Will they remain in the topic or are they deleted? A delete could also just be that an NULL message is produced into the __consumer_offsets topic which would perform the delete asynchronously when the next compaction is performed (__consumer_offsets is a compacted log topic).

__consumer_offsets can be consumed using the kafka-console-consumer utitlity:

kafka-console-consumer \ --formatter "kafka.coordinator.group.GroupMetadataManager\$OffsetsMessageFormatter" \ --bootstrap-server broker-1:9092 --topic __consumer_offsets

gschmutz commented 5 years ago

A first test shows that Kafka is sending a message with a "NULL" value to the __consumer_offsets topic, causing the committed offset to be removed at the next compaction.

We therefore have to backup the __consumer_offsets topic as well!

The question is how fast a compaction will take place. By default the __consumer_offset segment size is set to 200 MB, a compaction will only take place, once the segment is full. So it is dependent on the overall, Kafka wide commit rate. But if we are unlucky, then that could be immediately after the topic is removed.

gschmutz commented 5 years ago

We will backup __consumer_offsets as a regular topic. Even though it is technically a "compacted log topic", we will not treat is like that in the backup.
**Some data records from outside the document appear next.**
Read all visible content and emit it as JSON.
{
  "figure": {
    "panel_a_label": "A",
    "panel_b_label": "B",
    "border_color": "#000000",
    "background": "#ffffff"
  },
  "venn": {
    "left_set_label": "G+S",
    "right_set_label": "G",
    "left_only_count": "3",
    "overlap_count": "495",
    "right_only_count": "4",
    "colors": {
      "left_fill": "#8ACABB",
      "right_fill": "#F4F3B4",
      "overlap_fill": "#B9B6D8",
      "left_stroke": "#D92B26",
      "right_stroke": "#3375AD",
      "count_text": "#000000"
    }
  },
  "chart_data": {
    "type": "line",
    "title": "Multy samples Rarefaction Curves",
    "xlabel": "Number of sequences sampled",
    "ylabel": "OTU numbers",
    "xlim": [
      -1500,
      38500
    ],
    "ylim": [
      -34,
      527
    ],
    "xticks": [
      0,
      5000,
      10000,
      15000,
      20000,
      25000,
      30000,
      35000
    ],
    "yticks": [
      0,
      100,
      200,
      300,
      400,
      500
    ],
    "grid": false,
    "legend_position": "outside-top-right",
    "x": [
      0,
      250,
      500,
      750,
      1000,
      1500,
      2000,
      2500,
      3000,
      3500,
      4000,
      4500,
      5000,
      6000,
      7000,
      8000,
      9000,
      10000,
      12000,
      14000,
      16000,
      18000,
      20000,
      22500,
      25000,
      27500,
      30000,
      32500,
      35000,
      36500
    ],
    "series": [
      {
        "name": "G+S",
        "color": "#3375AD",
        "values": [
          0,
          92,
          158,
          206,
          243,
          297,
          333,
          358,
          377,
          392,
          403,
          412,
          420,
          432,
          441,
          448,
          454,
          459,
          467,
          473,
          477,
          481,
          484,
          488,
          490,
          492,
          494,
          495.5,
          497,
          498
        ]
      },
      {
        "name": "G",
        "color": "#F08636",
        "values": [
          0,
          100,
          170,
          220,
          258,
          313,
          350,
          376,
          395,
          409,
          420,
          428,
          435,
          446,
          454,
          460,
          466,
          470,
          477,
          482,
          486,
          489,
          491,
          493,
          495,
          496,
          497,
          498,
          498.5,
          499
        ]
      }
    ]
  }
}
We have to make sure that the commits done by the Backup Kafka Connect utility are not backed-up as well.

We discussed two potential strategies for that:

  1. Have a backup process dealing only with the __consumer_offsets topic and backups commits for all topics
  2. Backup the offset commits in each backup, but only for the topic which are part of that backup. This way the offsets commits to backup are reduced to the topics which are in backup but on the other hand the __consumer_offsets topic has to be consumed multiple times, increasing load on the network.

We decided to use option 1 for the first implementation.